Lohmann zählte eine Vielzahl von Aktivitäten auf und hob besonders Ferienfahrten für Kinder sozial benachteiligter Eltern hervor, für die sie ebenso Unterstützung von dritter Seite erhalten habe ("Das tut sehr gut.") wie bei der von ihr initiierten Ferienbetreuung für Grundschüler. Hatte sie mit sieben Kindern klein angefangen, habe sie für dieses Jahr bereits 67 Anmeldungen. Hier würden Kinder in den Ferien von 8 bis 16 Uhr betreut, erhielten ein Mittagessen und zahlten für fünf Tage in der Woche 50 Euro. Was sie besonders freue, sei die gute Kooperation mit den Grundschulen, sagte Lohmann. So könne in diesem Jahr nicht nur das Turnerhaus am Konventshof genutzt werden, sondern zudem Räume in der Grundschule Falkenberg.

Dank für private Spenden

"Man könnte auch locker eine halbe Stelle damit ausfüllen", sagte Lohmann mit Blick auf die Personalkosten für ihre Stelle, die von zehn auf 15 Stunden aufgestockt worden sei. Hinzu komme ihr Budget von jährlich 3000 Euro, das aber bei weitem nicht ausreiche, um alle Projekte am Laufen zu halten. So habe sie sich 2010 sehr über Spenden in Höhe von 1800 Euro gefreut und 2011 gar über eine Einzelspende über 5000 Euro. Das Geld brauche sie, da sie qualifizierte Kräfte einsetze und nicht erwarte - wie es gerade bei Frauen oft üblich sei -, dass diese beispielsweise die Ferienbetreuung unentgeltlich übernähmen. Im Gegenteil, sie zahle ihnen 8,50 Euro die Stunde, was dem Mindestlohn entspreche.

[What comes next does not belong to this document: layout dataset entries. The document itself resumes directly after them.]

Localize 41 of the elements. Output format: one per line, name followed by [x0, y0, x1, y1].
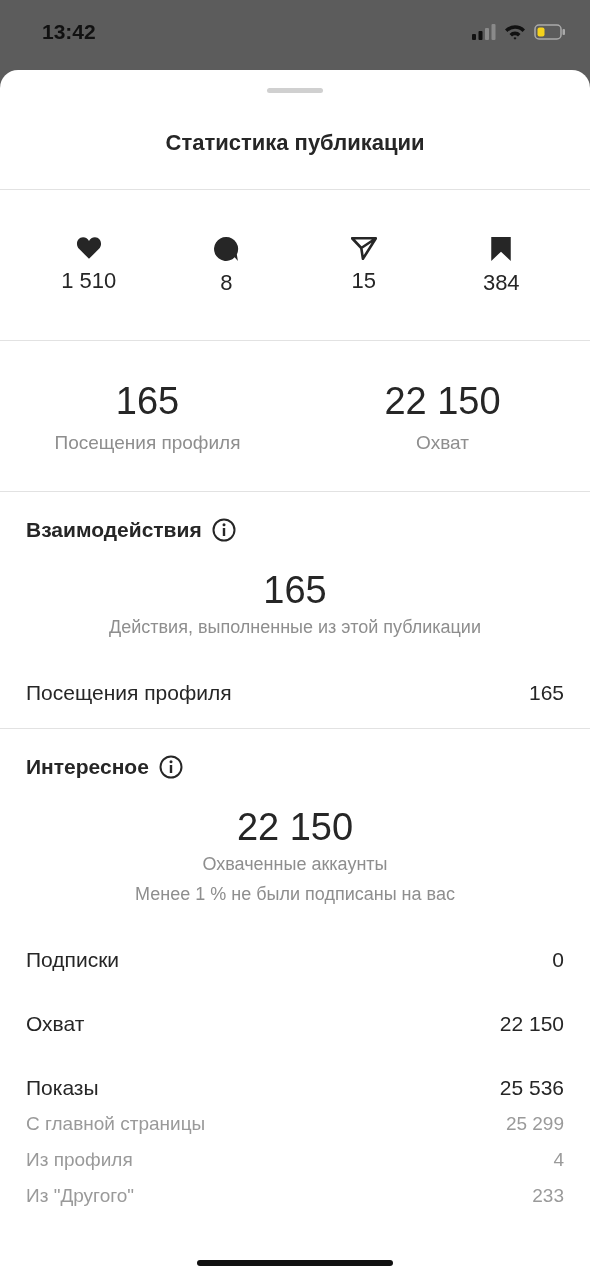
row-value: 165: [528, 680, 564, 706]
row-value: 4: [553, 1148, 564, 1172]
section-value: 22 150: [236, 805, 354, 849]
row-label: Показы: [26, 1075, 99, 1101]
sheet-title: Статистика публикации: [164, 130, 426, 156]
row-label: Охват: [26, 1011, 85, 1037]
section-caption: Действия, выполненные из этой публикации: [109, 616, 481, 639]
row-value: 0: [552, 947, 564, 973]
row-value: 22 150: [499, 1011, 564, 1037]
section-title: Взаимодействия: [26, 517, 202, 543]
battery-icon: [534, 24, 566, 40]
wifi-icon: [504, 24, 526, 40]
speech-bubble-icon: [213, 236, 240, 262]
row-value: 233: [532, 1184, 564, 1208]
stat-value: 22 150: [384, 379, 501, 423]
row-label: С главной страницы: [26, 1112, 206, 1136]
section-value: 165: [263, 568, 327, 612]
stat-label: Охват: [416, 431, 469, 455]
stat-label: Посещения профиля: [54, 431, 241, 455]
row-label: Из "Другого": [26, 1184, 135, 1208]
bookmark-icon: [490, 236, 513, 262]
section-title: Интересное: [26, 754, 149, 780]
action-count: 384: [482, 270, 520, 296]
sheet-handle[interactable]: [267, 88, 323, 93]
heart-icon: [75, 236, 102, 260]
paper-plane-icon: [350, 236, 377, 260]
action-count: 8: [220, 270, 233, 296]
row-label: Посещения профиля: [26, 680, 232, 706]
action-count: 15: [351, 268, 376, 294]
status-time: 13:42: [42, 20, 96, 44]
stat-value: 165: [115, 379, 180, 423]
section-caption: Менее 1 % не были подписаны на вас: [135, 883, 455, 906]
signal-icon: [472, 24, 496, 40]
row-label: Из профиля: [26, 1148, 133, 1172]
info-icon[interactable]: [158, 755, 183, 779]
info-icon[interactable]: [211, 518, 236, 542]
section-caption: Охваченные аккаунты: [202, 853, 388, 876]
action-count: 1 510: [61, 268, 117, 294]
row-value: 25 299: [505, 1112, 564, 1136]
row-value: 25 536: [499, 1075, 564, 1101]
row-label: Подписки: [26, 947, 120, 973]
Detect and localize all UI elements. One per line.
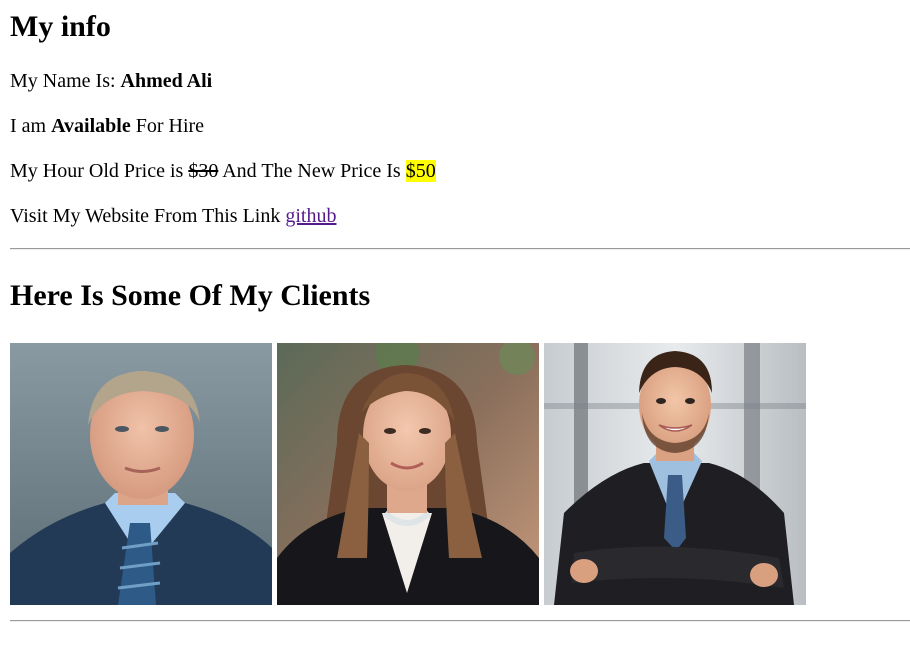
availability-prefix: I am [10,115,47,137]
divider-bottom [10,620,910,622]
availability-suffix: For Hire [135,115,205,137]
client-photo-1 [10,343,272,605]
client-photo-woman-black-blazer-icon [277,343,539,605]
github-link[interactable]: github [285,205,336,227]
client-photo-3 [544,343,806,605]
divider-top [10,248,910,250]
page: My info My Name Is: Ahmed Ali I am Avail… [0,0,910,664]
clients-heading: Here Is Some Of My Clients [10,279,371,312]
price-prefix: My Hour Old Price is [10,160,184,182]
new-price: $50 [405,160,436,182]
client-photo-man-black-suit-icon [544,343,806,605]
availability-line: I am Available For Hire [10,114,900,138]
old-price: $30 [188,160,219,182]
link-prefix: Visit My Website From This Link [10,205,281,227]
name-line: My Name Is: Ahmed Ali [10,69,900,93]
price-middle: And The New Price Is [222,160,401,182]
availability-value: Available [51,115,131,137]
name-value: Ahmed Ali [120,70,213,92]
clients-gallery [10,343,900,605]
my-info-heading: My info [10,10,111,43]
website-line: Visit My Website From This Link github [10,204,900,228]
price-line: My Hour Old Price is $30 And The New Pri… [10,159,900,183]
name-prefix: My Name Is: [10,70,116,92]
client-photo-2 [277,343,539,605]
client-photo-man-blue-suit-icon [10,343,272,605]
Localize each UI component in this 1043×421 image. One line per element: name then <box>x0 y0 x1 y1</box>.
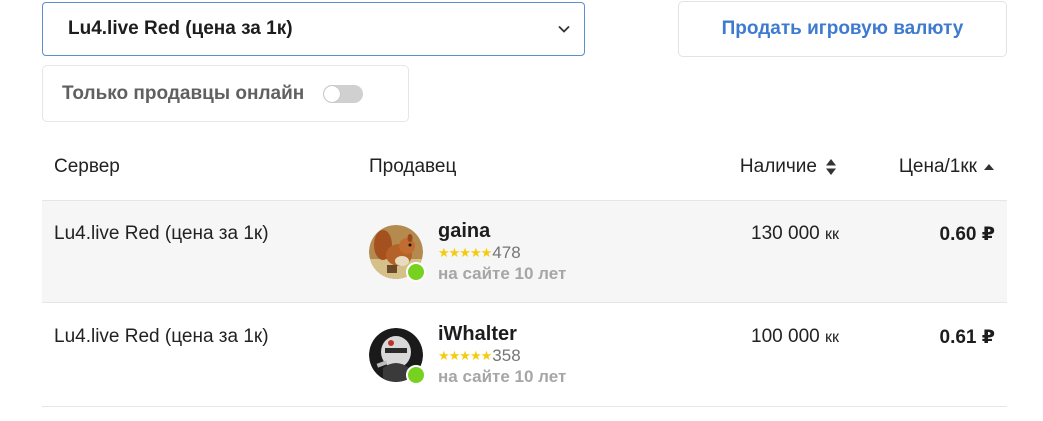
sell-currency-button[interactable]: Продать игровую валюту <box>678 1 1007 57</box>
member-since: на сайте 10 лет <box>438 264 567 283</box>
sort-both-icon <box>826 159 836 175</box>
row-stock: 100 000 кк <box>751 326 839 348</box>
online-only-toggle[interactable] <box>323 84 364 103</box>
seller-info: gaina ★★★★★ 478 на сайте 10 лет <box>438 219 566 285</box>
header-stock[interactable]: Наличие <box>740 156 837 178</box>
row-server: Lu4.live Red (цена за 1к) <box>54 326 269 347</box>
chevron-down-icon <box>558 25 570 33</box>
row-price: 0.60 ₽ <box>939 224 995 245</box>
toggle-knob <box>324 85 341 102</box>
online-only-label: Только продавцы онлайн <box>62 82 305 104</box>
row-price: 0.61 ₽ <box>939 327 995 348</box>
seller-avatar[interactable] <box>369 328 426 385</box>
sort-ascending-icon <box>984 164 994 170</box>
header-price-label: Цена/1кк <box>898 156 977 177</box>
table-row[interactable]: Lu4.live Red (цена за 1к) gaina ★★★★★ 47… <box>42 200 1007 303</box>
row-stock: 130 000 кк <box>751 223 839 245</box>
stock-amount: 130 000 <box>751 223 820 244</box>
table-row[interactable]: Lu4.live Red (цена за 1к) iWhalter ★★★★★… <box>42 304 1007 407</box>
header-seller: Продавец <box>369 156 457 177</box>
star-rating-icon: ★★★★★ <box>438 245 492 260</box>
stock-amount: 100 000 <box>751 326 820 347</box>
header-stock-label: Наличие <box>739 156 817 177</box>
review-count: 478 <box>492 243 521 262</box>
seller-avatar[interactable] <box>369 225 426 282</box>
seller-name[interactable]: gaina <box>438 219 566 243</box>
online-indicator <box>406 262 426 282</box>
header-server: Сервер <box>54 156 120 177</box>
stock-unit: кк <box>825 329 839 346</box>
star-rating-icon: ★★★★★ <box>438 348 492 363</box>
online-only-filter[interactable]: Только продавцы онлайн <box>42 65 409 122</box>
table-header: Сервер Продавец Наличие Цена/1кк <box>42 134 1007 200</box>
review-count: 358 <box>492 346 521 365</box>
game-select-value: Lu4.live Red (цена за 1к) <box>68 18 293 39</box>
member-since: на сайте 10 лет <box>438 367 567 386</box>
seller-rating: ★★★★★ 358 <box>438 346 566 366</box>
row-server: Lu4.live Red (цена за 1к) <box>54 223 269 244</box>
online-indicator <box>406 365 426 385</box>
header-price[interactable]: Цена/1кк <box>899 156 995 178</box>
stock-unit: кк <box>825 226 839 243</box>
game-select[interactable]: Lu4.live Red (цена за 1к) <box>42 2 585 56</box>
seller-info: iWhalter ★★★★★ 358 на сайте 10 лет <box>438 322 566 388</box>
seller-rating: ★★★★★ 478 <box>438 243 566 263</box>
seller-name[interactable]: iWhalter <box>438 322 566 346</box>
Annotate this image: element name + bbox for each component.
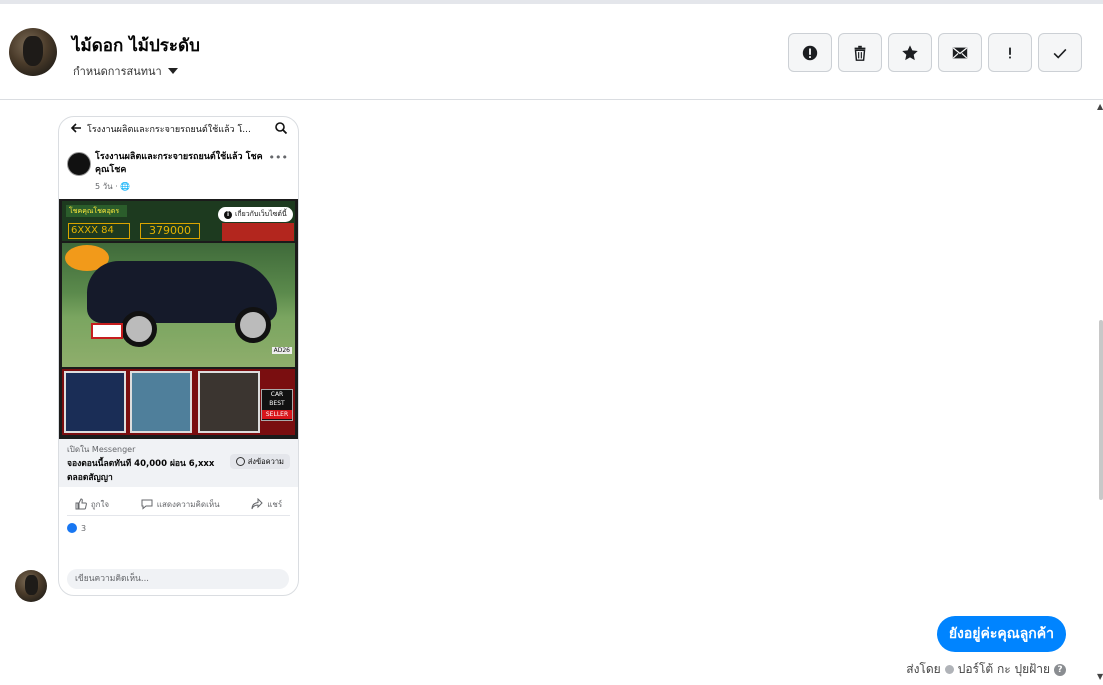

Lob gab es für die engagiert vorgetragenen Ausführungen, besonders aber wohl für die damit verbundene Arbeit quer durch die Fraktionen. Rainer Sekunde nahm für die CDU die Kritik an einem fehlenden Schulpsychologen sowie der ebenfalls fehlenden Anlaufstelle für Opfer sexueller Gewalt im Landkreis Osterholz auf. Der Ratsherr und Kreistagsabgeordnete versprach: "Wir kümmern uns drum." Denn schließlich habe seine Fraktion einst die Parole ausgegeben, Lilienthal solle familienfreundlichste Gemeinde im Kreis werden. "Und das haben wir weiter im Blick."

Die Gleichstellungsbeauftragte der Gemeinde Lilienthal, Heidemarie Lohmann, bietet regelmäßige öffentliche Sprechstunden im Rathaus montags von 8 bis 17 Uhr sowie dienstags von 15 bis 17 Uhr an. Telefonisch ist sie unter der Nummer 04298/929154 zu erreichen.